The Congregation also pointed out that, "The Holy Father has repeatedly asked Jesuits to make interreligious dialogue an apostolic priority in the third millennium."

To fulfill this mission here at Holy Cross, we must become a community of many voices, representing many experiences, cultures, and religions. We welcome faculty from many backgrounds. Not only do they bring impressive intellectual gifts and a deep devotion to teaching and the care of our students, but they enrich us in many other ways. As Fr. Kolvenbach said in his talk to the meeting on international Jesuit education, "The mission of a Jesuit institution of higher education - as is the case with faith - is not imposed; rather it is proposed. In an ‘interface' of mutual respect and sincerity, colleagues are invited to share this mission and in different degrees to make it their own." In this spirit we have forums where we promote dialogue among our faculty and staff about the values of Jesuit education, as well as broader questions of meaning, ethics and faith. These have been a good learning experience for all sides. In practice we find that some who do not come from Catholic or Jesuit backgrounds are among the most ardent supporters of our Jesuit mission to explore questions of ultimate value and meaning, to promote justice and compassion for the poor, and to promote the fullest personal, moral and religious, as well as intellectual, development of our students.

We also are working to diversify further our student body. Not only is this a question of justice for those often left out of the elite institutions of higher education, but it is necessary to create the kind of intellectual, social, and educational environment that our mission demands. All of our students need to learn to understand, appreciate, and work with people from different races, classes, and cultures. In support of that goal, we have added staff in admissions and financial aid to recruit a larger and more diverse pool of qualified applicants, are establishing a number of academic, cultural, and social support programs to help insure the success of this new group of students, and working to raise students' awareness and understanding of multicultural issues.

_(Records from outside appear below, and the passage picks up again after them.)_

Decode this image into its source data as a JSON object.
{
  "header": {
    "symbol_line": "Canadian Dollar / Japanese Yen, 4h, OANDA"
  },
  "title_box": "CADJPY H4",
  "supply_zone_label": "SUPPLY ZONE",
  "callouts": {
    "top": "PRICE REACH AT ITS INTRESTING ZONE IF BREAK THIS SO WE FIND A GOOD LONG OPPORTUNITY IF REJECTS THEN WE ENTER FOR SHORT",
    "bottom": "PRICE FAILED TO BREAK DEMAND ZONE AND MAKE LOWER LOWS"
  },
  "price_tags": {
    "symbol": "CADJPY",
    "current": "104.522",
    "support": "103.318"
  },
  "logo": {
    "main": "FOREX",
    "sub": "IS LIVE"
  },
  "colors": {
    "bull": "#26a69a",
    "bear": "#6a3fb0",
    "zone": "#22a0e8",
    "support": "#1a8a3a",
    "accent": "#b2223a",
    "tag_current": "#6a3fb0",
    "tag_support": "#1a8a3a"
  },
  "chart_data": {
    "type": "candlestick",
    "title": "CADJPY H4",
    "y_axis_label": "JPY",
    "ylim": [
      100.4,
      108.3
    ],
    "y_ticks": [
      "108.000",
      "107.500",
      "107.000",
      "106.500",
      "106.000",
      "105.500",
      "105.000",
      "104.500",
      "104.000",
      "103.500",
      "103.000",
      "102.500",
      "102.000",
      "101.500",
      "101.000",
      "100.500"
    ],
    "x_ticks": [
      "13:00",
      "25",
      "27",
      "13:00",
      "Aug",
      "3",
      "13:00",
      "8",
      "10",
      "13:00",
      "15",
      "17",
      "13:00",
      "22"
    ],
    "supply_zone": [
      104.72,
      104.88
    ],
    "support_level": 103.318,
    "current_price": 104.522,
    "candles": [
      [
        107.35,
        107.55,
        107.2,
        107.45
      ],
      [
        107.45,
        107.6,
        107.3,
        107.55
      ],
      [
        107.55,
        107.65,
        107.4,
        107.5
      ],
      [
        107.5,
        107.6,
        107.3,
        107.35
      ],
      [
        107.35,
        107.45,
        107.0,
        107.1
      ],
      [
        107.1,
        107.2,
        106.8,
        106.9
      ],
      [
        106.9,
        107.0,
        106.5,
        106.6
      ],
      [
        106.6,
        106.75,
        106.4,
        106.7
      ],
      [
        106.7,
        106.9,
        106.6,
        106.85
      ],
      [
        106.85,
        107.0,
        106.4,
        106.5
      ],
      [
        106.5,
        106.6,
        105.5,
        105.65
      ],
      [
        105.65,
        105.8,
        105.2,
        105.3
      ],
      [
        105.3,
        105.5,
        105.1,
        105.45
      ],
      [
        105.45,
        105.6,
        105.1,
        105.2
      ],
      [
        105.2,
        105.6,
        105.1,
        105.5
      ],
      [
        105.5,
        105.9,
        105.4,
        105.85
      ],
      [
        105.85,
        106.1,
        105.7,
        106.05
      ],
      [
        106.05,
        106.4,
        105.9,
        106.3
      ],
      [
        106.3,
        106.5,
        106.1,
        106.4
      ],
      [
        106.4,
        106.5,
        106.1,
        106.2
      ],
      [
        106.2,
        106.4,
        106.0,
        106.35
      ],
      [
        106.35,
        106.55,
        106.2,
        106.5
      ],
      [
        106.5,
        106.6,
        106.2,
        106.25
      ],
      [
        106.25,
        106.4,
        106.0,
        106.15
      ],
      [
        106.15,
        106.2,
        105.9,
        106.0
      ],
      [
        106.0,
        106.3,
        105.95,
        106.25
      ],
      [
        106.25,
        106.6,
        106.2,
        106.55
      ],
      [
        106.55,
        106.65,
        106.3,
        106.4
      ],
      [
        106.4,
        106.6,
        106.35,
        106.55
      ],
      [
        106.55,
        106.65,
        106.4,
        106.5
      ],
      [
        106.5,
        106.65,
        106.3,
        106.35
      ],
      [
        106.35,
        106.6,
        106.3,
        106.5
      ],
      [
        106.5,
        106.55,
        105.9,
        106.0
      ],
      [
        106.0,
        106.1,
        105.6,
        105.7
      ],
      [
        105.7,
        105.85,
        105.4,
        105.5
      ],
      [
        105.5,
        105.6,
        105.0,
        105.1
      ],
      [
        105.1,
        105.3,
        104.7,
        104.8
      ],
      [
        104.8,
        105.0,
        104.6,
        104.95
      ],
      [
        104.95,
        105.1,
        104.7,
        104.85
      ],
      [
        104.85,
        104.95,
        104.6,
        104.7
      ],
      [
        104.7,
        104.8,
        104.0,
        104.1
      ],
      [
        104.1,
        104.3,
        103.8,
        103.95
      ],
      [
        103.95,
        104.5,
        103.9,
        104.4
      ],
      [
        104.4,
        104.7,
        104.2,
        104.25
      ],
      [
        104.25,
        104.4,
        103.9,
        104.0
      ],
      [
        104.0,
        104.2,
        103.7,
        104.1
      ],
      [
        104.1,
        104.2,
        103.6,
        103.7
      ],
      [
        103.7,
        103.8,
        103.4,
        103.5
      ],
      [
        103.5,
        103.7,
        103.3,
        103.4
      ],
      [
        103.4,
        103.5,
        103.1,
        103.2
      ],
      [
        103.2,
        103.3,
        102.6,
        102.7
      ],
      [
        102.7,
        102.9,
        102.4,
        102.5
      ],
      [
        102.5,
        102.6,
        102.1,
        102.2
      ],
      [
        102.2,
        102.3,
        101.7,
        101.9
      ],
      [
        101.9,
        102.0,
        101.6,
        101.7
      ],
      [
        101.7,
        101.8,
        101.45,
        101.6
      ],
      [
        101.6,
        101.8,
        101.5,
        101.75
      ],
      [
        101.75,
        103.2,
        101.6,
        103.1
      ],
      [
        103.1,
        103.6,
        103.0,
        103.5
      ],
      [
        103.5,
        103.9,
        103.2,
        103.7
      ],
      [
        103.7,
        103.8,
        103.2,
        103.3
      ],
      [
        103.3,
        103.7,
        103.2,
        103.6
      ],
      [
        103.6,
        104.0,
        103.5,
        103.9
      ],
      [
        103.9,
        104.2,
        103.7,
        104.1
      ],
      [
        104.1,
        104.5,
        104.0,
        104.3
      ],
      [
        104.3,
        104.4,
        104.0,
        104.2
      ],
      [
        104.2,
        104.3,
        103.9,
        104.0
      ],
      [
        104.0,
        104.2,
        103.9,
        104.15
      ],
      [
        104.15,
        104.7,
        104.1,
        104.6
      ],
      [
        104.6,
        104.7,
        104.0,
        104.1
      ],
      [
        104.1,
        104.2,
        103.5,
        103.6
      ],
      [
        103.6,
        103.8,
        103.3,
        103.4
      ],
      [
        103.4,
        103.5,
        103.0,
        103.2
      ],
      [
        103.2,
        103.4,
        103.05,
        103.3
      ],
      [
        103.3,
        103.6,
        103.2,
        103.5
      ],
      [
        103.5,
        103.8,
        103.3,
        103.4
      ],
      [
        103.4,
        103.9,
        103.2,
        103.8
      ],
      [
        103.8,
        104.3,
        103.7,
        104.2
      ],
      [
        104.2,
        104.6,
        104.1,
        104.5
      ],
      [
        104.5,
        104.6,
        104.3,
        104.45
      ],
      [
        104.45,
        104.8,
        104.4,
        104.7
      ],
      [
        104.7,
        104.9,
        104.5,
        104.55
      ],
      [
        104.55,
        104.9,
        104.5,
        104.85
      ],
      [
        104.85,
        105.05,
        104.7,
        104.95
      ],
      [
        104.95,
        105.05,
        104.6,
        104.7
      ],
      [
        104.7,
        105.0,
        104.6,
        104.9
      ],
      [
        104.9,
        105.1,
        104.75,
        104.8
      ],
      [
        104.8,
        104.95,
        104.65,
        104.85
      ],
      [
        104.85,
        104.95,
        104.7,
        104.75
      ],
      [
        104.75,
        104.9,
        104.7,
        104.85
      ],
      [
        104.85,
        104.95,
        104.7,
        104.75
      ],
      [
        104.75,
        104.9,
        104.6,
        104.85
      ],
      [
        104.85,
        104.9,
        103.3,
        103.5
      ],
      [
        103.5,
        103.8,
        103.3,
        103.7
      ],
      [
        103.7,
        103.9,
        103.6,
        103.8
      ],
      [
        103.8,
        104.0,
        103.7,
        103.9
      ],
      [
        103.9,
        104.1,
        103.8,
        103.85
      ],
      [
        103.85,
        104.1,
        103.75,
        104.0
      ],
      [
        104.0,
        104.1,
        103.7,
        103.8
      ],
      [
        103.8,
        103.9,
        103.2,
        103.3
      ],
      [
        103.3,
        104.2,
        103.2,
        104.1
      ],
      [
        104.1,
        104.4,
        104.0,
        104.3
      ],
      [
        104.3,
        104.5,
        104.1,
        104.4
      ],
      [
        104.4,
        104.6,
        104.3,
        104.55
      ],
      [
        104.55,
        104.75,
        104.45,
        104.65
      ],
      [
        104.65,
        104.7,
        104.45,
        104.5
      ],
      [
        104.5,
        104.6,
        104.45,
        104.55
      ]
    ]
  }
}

Of course, one of the primary roles of the Center for Religion, Ethics and Culture is to promote intercultural and interreligious dialogue, even as it explores critical moral and religious questions. Since its opening in 2001, the Center has made impressive strides with its lecture series, attracting a wide variety of theologians and religious thinkers - Catholic and otherwise - to present their views and entertain questions.  The Kraft-Hiatt Program for Jewish-Christian Understanding; the Deitchman Family Lectures in Religion and Modernity; and the Thomas More Lectures on Faith, Service, and Religious Life are just three examples of programs that the Center has instituted, with great success. 

Those of us who have dedicated our lives to Jesuit education and are in touch with its day-to-day reality are convinced that, as we become more open, more diverse and more committed to the service of others, far from drifting away from our Catholic identity, we are reaffirming it and recommitting ourselves to our Jesuit mission, which has served as our foundation for more than 150 years.